Sysart HotSpot is a small conference/workshop that is held twice a year. Usually there's one speaker, who is an expert on some topic which vary from process to coding, and this time it was pure coding.
This time we had Venkat Subramaniam as our guest. Venkat spoke about functional programming on the JVM, explained basic concepts and gave a good overview of alternative languages for functional programming. The day ended with a workshop where functional programming was used to resolve some basic problems.
Venkat Subramaniam explains functional programming
Functional programming can be described as having the following features:
- Assignment-less programming
- Immutable State
- Functions as first-class citizens
- Higher-order functions
- Functions with no side-effects.
Three of these go more-or-less hand in hand, namely assignment-less programming, immutable state and functions without side-effects.
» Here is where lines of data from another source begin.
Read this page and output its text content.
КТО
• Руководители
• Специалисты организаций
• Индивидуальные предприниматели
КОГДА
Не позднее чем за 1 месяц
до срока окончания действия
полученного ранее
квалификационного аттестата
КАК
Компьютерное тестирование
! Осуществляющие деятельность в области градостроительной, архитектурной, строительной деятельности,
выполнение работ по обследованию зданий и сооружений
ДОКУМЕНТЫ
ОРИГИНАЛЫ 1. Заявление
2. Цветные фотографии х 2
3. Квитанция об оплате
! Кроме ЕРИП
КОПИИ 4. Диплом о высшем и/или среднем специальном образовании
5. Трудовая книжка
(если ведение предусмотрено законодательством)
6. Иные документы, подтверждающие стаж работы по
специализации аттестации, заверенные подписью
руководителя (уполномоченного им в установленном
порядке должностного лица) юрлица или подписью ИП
The starting point is immutability. Immutability means that once a value has been set, you cannot change it. For example, when you have a list of things and you add one thing into it, you do not mutate the original list, you get a new list. This might sound inefficient, but immutability has a lot of benefits. Immutability is one of the principles of functional programming. A function should be pure; processing its arguments and returning a result without touching or modifying anything outside it's own scope. A pure function has no side-effects, and when given same parameters, the result is always the same. Assignment-less programming is can force functions to be side-effect free, as no values are assigned into variables which could change the result of the function.
Assignment-less programming, immutable state and functions without side-effects are a good principle in object oriented languages as well. Not a whole lot of objects need to ever alter their state when you come to think about it. Complexity goes down a lot when you use immutable objects as much as you can. Almost everything that information systems do, can be boiled down into a chain of simple, reliable and testable functions. The point here is, immutability is not about the language. Some languages make it (a lot!) easier for you than others, but the language should never be an excuse for not striving for pureness through immutability.
Higher order functions can take other functions as parameters. This requires that functions are treated as first class citizens, i.e. they can be stored in variables and passed around as arguments (just like objects in object oriented languages). This concept is pretty easy to understand, but it isn't so easy to see all the places where it should be used. Simple examples include passing a filter function to another function for filtering lists. But it can be used in a lot of different ways, and probably the only way to learn it is using functional programming.
Functional programming is old paradigm, but previously on academic circles. But as computing becomes more and more parallel, functional programming is one the necessary tools which can be used solve problems related to parallelism.